I turned and stalked back to the room. I didn’t want to wait for answers, not again. I needed to know that when I left the hospital each night he’d be getting the care he required.
He was wide-awake when I got to his bedside, eyeing his dinner tray. “I can feed myself,” he snapped.
“No. I’m sorry, you can’t. The doctor wants me to feed you so you don’t eat too fast. You can’t swallow very well and he’s worried you’ll choke.”
“They think I’m a baby. Chew, chew, chew, swallow, swallow, swallow. It don’t make sense. I know how to eat.”
To prove his point he grabbed the spoon off his tray and started shoveling mashed potatoes into his mouth as if he hadn’t eaten in a month. Immediately, he coughed and wheezed, his eyes watered, and his face turned a deep shade of crimson.

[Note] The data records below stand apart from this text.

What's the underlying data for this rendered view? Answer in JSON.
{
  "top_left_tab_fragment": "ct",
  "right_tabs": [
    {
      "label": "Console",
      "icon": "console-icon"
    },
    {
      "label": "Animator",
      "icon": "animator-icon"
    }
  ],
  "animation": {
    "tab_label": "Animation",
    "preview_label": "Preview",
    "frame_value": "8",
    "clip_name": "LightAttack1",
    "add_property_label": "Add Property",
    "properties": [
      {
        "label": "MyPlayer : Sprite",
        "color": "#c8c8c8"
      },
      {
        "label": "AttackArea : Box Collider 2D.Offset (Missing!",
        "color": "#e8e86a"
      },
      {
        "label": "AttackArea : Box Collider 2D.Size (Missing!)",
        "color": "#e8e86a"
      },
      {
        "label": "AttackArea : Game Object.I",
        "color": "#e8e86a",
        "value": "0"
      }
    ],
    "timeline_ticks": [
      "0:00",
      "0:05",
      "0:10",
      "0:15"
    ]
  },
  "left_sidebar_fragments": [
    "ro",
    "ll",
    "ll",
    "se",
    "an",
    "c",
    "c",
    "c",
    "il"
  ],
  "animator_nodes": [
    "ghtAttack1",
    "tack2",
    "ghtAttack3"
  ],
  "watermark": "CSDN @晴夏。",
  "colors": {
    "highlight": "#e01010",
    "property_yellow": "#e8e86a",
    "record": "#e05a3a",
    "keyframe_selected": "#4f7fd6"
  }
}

“Open up,” I said. Using my fingers as carefully as possible, I removed a big hunk of saliva-diluted potato from the back of his mouth, grabbed all the silverware off his tray, and went to the sink to wash my hands. “Are you ready to let me feed you now?”
“Do what you want. You’re just like that lady. You think I’m a baby.”
I wanted to reply that he was behaving like a baby but I bit my tongue, reminding myself that he was old and sick and more than a little bit crazy. A lifetime of schizophrenia had left him deeply suspicious of everyone, and things were getting worse as old age and a number of chronic illnesses began to cause him even more stress.
“I don’t want no more,” he said after eating less than half of what was on his plate. “I can’t eat much.”
“Try a little more. Please? You need food to get well.”
“I said no.”
Rather than push him, I set the tray to the side, intending to get him to eat more in a little while.
Just then another unfamiliar nurse came into the room. “Mr. Carducci, you have to eat if you want to get better.”
“No you don’t understand—” I began.
“And you,” she interrupted, “can’t let him get away with this. He has to eat. Watch this,” she ordered. She mixed three pats of butter and two sugar packets into the mashed vegetables on the plate and set the tray in front of him. “He’s not a baby. He can feed himself. He’s being passive-aggressive because you’re his daughter. The longer you enable him, the longer he stays here. You should know that this isn’t a good place for him. Hospitals are full of germs and he’s too weak to fight them off.”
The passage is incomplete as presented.